Жених совсем замерз. Потирая руки, он съежился, тихонько пробормотал:
– Похоже, холодает… – Потом набрал побольше воздуху в грудь, повернулся к Трихвостню: – Холодновато… – И наконец твердо опустился на свое место и приказал: – Зажигайте огонь!

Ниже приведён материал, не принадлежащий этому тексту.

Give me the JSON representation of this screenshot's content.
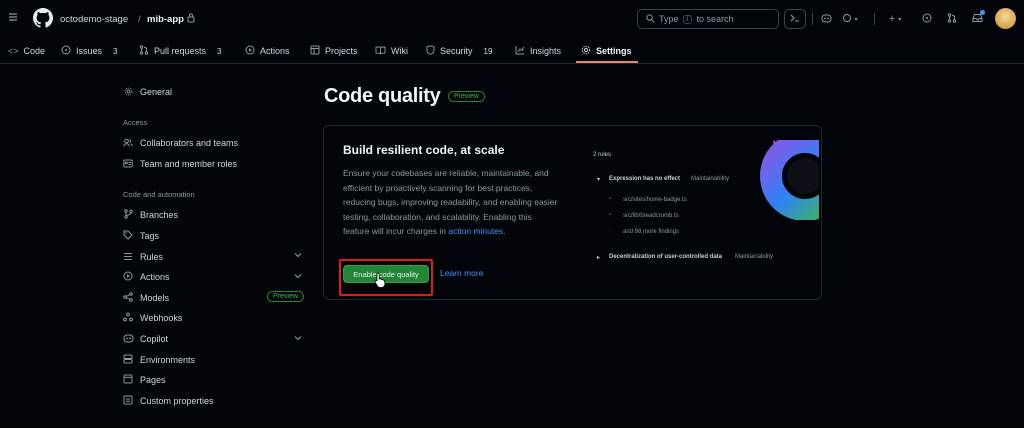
{
  "header": {
    "owner": "octodemo-stage",
    "separator": "/",
    "repo": "mib-app",
    "search_prefix": "Type",
    "search_key": "/",
    "search_suffix": "to search",
    "plus_label": "+",
    "colors": {
      "bg": "#010409",
      "border": "#3d444d"
    }
  },
  "repo_nav": {
    "tabs": [
      {
        "label": "Code",
        "icon": "code-icon"
      },
      {
        "label": "Issues",
        "count": "3",
        "icon": "issue-icon"
      },
      {
        "label": "Pull requests",
        "count": "3",
        "icon": "pull-request-icon"
      },
      {
        "label": "Actions",
        "icon": "play-icon"
      },
      {
        "label": "Projects",
        "icon": "table-icon"
      },
      {
        "label": "Wiki",
        "icon": "book-icon"
      },
      {
        "label": "Security",
        "count": "19",
        "icon": "shield-icon"
      },
      {
        "label": "Insights",
        "icon": "graph-icon"
      },
      {
        "label": "Settings",
        "icon": "gear-icon",
        "selected": true
      }
    ],
    "accent": "#f78166"
  },
  "sidebar": {
    "general": "General",
    "access_heading": "Access",
    "collaborators": "Collaborators and teams",
    "team_roles": "Team and member roles",
    "code_heading": "Code and automation",
    "branches": "Branches",
    "tags": "Tags",
    "rules": "Rules",
    "actions": "Actions",
    "models": "Models",
    "models_badge": "Preview",
    "webhooks": "Webhooks",
    "copilot": "Copilot",
    "environments": "Environments",
    "pages": "Pages",
    "custom_properties": "Custom properties"
  },
  "main": {
    "title": "Code quality",
    "title_badge": "Preview",
    "card": {
      "heading": "Build resilient code, at scale",
      "description": "Ensure your codebases are reliable, maintainable, and efficient by proactively scanning for best practices, reducing bugs, improving readability, and enabling easier testing, collaboration, and scalability. Enabling this feature will incur charges in",
      "description_link": "action minutes",
      "description_end": ".",
      "enable_button": "Enable code quality",
      "learn_more": "Learn more",
      "preview": {
        "rules_count": "2 rules",
        "rule1": "Expression has no effect",
        "rule1_tag": "Maintainability",
        "file1": "src/sites/home-badge.ts",
        "file2": "src/lib/breadcrumb.ts",
        "more_findings": "and 98 more findings",
        "rule2": "Decentralization of user-controlled data",
        "rule2_tag": "Maintainability"
      }
    },
    "colors": {
      "primary": "#238636",
      "link": "#4493f8",
      "highlight": "#e5171f"
    }
  }
}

Разом вокруг всей площадки и в самом центре ее – повсюду – взмыли вверх языки пламени. Поскольку торжество происходило днем и фейерверк не был бы виден, решено было вместо ракет, шутих, огненных колес зажечь костры. Заранее разложили кучи дров – посреди площадки и между всех трех рядов колючей проволоки, окружавшей усадьбу. Как только хозяин отдаст приказ, сначала плеснут на поленья горючим, а потом поднесут спичку, так чтобы костры сразу занялись ярким пламенем. Условились также, что, когда загорится огонь, музыкальные ансамбли со всех сторон заведут песни-пляски. И тотчас слились воедино визг, изображающий страх перед высоко взметнувшимся пламенем, крики одобрения, так как огонь сулил собравшимся тепло, и аплодисменты, поскольку перед ними развернулось яркое, захватывающее зрелище, сопровождаемое рокотом барабанов, музыкой флейт, таров и аккордеонов, на которых каждый ансамбль играл свое.

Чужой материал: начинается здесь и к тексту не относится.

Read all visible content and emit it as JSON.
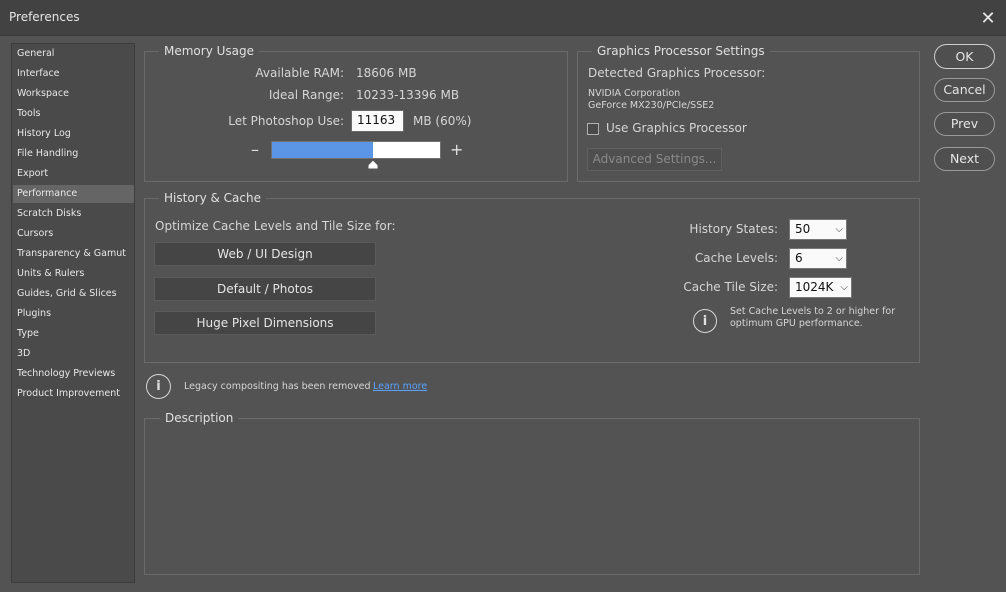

Отчасти по этой причине, а также по причине того, что публика уже устала поглощать пищу, толкотня и давка вокруг накрытых столов понемногу улеглись. Чрево пресытилось яствами, взор переполнился зрелищем красот, мозг утомился, следуя за комментарием и разъяснениями гениальных проектов и ценными идеями, которые развивали светлые умы, душа устала от поэзии и от блеска таланта; теперь настал черед низменным плотским развлечениям, время насладиться соразмерными телодвижениями. Начались танцы.
Музыканты дергались в центре площадки, и люди невольно втягивались в игру: притопывали ногами, подпевали, а те жарили вовсю – кто на барабане, кто на бубне, кто на таре, кто на кеманче , на кларнете, на аккордеоне, – не снимая при этом черных очков, которые носили все поголовно. Увидев это изобилие черных очков, жена ювелира спросила:
– Отчего это все артисты слепые?
А Трихвостень в соответствии с обычаем прикрывать ярлыком всякое событие или предмет, придавая им иное значение, ответил ей:
– От чистосердечия! – но потихоньку добавил: – Зрячие не соглашались, заняты, говорят.
А танцы разворачивались все шире. Теперь за банкетными столами не видно было людей, пришла очередь кошек и собак, которые, чуя запах съестного, перебрались через огненные заграждения и отважно ринулись на остатки пиршества. Уплетали вовсю. Те из четвероногих разбойников, что были посильней, оседлали барашков, другие, поднявшись на задние лапы, рвали зубами остатки мяса с оголившихся ребер. Некоторые барашки все еще сохраняли равновесие, хотя от них уже ничего не осталось, кроме обернутых фольгой копыт да сырых голов, уже утративших первоначальную свежесть. Но глаза их были по-прежнему открыты, бубенцы по-прежнему звенели. При каждой атаке собак головы все так же покачивались, бубенчики позвякивали, как будто вновь и вновь вызванивая: все-рав-но , даже теперь, когда от них остались одни лишь кости, они вс e –рав-но на-но-гах, все-рав-но устоят, дин-дон-дон. Но нот хруст разгрызаемых ребер заглушил перезвон…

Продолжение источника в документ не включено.